Yes, I have recently seen a development director that forced their teams to use Post-it on the wall whereas they have a fully functional development suite of wonderful tools to have a ‘single system of record’ of project reality; one consequence is that those teams now have two systems to keep in synchrony, wasting effort that could otherwise be in more useful activities.
Do you think that instead of "Working software over comprehensive documentation" people tend to adopt "Working software and not comprehensive documentation"?
I have seen no significant change with the problem of documentation. I still see much of both, too much ineffective documents and too little concise and useful forms of documents that help to communicate, and to preserve, important justifications of why the software is as it is.
Do you think that instead of "Customer collaboration over contract negotiation" people tend to adopt "Customer collaboration and not contract negotiation"?
I would be interested to see what might come out of such a tendency: "Customer collaboration and not contract negotiation". I still see too much protectionist focus on the terms of the contract, out of pure fear from both the customer and the provider. I would like to see more about designing value-streams that end at the end-user level.
Do you think that instead of "Responding to change over following a plan" people tend to adopt "Responding to change and not following a plan"?
I see that teams must respond to change but they do it in different ways depending of their context, and with different business consequences. Some, by contract restrictions, certainly must wait until the current plan ends; others, who provisioned proper contract clauses, can adapt to new business priorities more quickly. Many could respond to change quickly but also can break things more quickly; I still see fewer teams who are able to actually change quickly and not breaking a single feature at the same time.

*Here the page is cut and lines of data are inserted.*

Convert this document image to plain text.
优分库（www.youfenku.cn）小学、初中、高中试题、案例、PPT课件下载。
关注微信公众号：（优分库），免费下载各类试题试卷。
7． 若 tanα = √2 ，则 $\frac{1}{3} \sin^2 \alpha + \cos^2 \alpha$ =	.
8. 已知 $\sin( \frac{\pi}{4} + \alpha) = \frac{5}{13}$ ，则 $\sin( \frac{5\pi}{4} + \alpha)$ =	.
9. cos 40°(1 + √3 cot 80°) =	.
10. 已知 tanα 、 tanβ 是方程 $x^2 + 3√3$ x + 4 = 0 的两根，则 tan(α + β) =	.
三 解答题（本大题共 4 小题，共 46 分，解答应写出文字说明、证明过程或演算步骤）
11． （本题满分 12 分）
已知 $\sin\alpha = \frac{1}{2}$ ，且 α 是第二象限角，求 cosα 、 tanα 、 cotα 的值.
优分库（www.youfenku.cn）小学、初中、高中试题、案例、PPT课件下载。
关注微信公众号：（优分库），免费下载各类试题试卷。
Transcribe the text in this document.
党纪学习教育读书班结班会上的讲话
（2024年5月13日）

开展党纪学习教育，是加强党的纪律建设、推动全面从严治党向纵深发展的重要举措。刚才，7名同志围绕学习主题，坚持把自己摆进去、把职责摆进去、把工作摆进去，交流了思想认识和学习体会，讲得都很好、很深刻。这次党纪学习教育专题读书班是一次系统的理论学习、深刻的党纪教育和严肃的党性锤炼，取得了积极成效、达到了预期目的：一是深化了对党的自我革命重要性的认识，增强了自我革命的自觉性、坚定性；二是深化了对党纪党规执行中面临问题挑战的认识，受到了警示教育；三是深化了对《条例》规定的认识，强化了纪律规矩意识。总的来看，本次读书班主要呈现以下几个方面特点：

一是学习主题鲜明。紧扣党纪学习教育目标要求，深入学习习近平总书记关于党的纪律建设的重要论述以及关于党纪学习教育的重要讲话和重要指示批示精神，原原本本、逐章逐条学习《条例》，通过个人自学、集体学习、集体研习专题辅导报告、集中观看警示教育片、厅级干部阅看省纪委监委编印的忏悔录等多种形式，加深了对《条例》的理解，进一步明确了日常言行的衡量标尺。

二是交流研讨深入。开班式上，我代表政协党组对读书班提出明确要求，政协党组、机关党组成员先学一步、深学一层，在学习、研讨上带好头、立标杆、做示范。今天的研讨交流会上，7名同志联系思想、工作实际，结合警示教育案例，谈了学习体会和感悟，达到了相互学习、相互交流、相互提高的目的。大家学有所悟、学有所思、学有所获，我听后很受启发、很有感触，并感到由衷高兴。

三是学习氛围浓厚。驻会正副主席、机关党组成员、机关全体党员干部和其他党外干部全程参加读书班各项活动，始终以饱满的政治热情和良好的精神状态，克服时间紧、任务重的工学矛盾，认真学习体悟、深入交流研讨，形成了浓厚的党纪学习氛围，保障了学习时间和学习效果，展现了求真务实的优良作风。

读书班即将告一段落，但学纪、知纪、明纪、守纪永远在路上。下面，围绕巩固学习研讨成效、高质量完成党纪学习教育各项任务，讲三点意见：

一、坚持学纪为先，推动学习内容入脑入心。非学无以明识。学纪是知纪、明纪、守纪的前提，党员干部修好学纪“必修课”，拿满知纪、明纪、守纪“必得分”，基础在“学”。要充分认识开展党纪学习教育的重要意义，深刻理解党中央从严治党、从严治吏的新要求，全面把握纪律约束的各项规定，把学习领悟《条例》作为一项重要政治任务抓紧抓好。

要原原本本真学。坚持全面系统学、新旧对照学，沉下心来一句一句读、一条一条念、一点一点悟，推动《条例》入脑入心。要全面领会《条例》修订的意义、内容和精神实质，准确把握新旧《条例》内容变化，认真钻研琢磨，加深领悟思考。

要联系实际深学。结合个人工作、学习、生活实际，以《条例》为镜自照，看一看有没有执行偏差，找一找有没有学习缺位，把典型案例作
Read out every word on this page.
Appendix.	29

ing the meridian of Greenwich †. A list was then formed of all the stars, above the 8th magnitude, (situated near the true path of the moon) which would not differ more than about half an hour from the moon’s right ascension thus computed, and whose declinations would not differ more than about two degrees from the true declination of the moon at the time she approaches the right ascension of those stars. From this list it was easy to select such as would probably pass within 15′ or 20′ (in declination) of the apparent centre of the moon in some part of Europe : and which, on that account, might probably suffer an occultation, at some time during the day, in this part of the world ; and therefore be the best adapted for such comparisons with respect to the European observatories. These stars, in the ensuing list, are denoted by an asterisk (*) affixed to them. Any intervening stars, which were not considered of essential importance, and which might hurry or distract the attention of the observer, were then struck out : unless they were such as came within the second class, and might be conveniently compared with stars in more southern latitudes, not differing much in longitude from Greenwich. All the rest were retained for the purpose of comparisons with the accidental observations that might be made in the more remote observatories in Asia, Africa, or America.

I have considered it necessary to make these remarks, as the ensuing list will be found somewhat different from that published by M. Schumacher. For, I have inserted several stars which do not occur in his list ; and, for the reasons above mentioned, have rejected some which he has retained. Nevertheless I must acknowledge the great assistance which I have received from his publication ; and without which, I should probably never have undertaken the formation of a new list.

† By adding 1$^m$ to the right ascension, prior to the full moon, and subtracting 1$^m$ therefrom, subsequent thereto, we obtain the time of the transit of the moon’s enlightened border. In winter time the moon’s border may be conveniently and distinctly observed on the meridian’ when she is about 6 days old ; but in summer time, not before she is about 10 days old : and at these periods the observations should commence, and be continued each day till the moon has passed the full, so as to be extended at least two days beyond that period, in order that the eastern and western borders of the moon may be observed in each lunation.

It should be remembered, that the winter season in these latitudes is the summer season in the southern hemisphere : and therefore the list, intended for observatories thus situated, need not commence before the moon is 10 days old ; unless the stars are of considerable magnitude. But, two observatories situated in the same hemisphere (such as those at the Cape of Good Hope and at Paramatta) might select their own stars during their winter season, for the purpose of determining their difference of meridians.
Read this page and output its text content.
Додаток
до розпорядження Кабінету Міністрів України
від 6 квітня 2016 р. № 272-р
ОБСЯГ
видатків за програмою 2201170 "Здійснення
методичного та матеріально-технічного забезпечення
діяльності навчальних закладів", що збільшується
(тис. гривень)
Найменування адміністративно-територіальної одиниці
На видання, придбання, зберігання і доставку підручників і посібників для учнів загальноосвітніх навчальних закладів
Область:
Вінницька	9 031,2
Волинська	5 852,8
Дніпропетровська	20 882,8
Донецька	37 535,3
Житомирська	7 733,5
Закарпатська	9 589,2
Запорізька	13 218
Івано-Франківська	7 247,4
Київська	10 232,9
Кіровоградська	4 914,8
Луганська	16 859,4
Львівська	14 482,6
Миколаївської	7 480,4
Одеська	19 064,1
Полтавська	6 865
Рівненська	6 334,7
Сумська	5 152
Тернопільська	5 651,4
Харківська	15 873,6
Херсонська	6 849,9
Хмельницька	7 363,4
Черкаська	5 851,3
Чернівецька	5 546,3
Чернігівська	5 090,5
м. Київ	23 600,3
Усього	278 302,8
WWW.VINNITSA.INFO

Do you think that instead of "That is, while there is value in the items on the right, we value the items on the left more." people tend to adopt "That is, while since there is no value in the items on the right, we value only the items on the left."?
I think that we people fool ourselves into thinking that we understand something new without proper application of the tenets of critical thinking. We often fail to challenge properly our own presuppositions and then misread new concepts, relating them with what we already have in our memory; mere opinion is misinterpreted as knowledge. So, little or nothing new is actually learned. For example, an agile development process is seen as a sequence of steps or discrete iterations instead of an integrated set of value streams.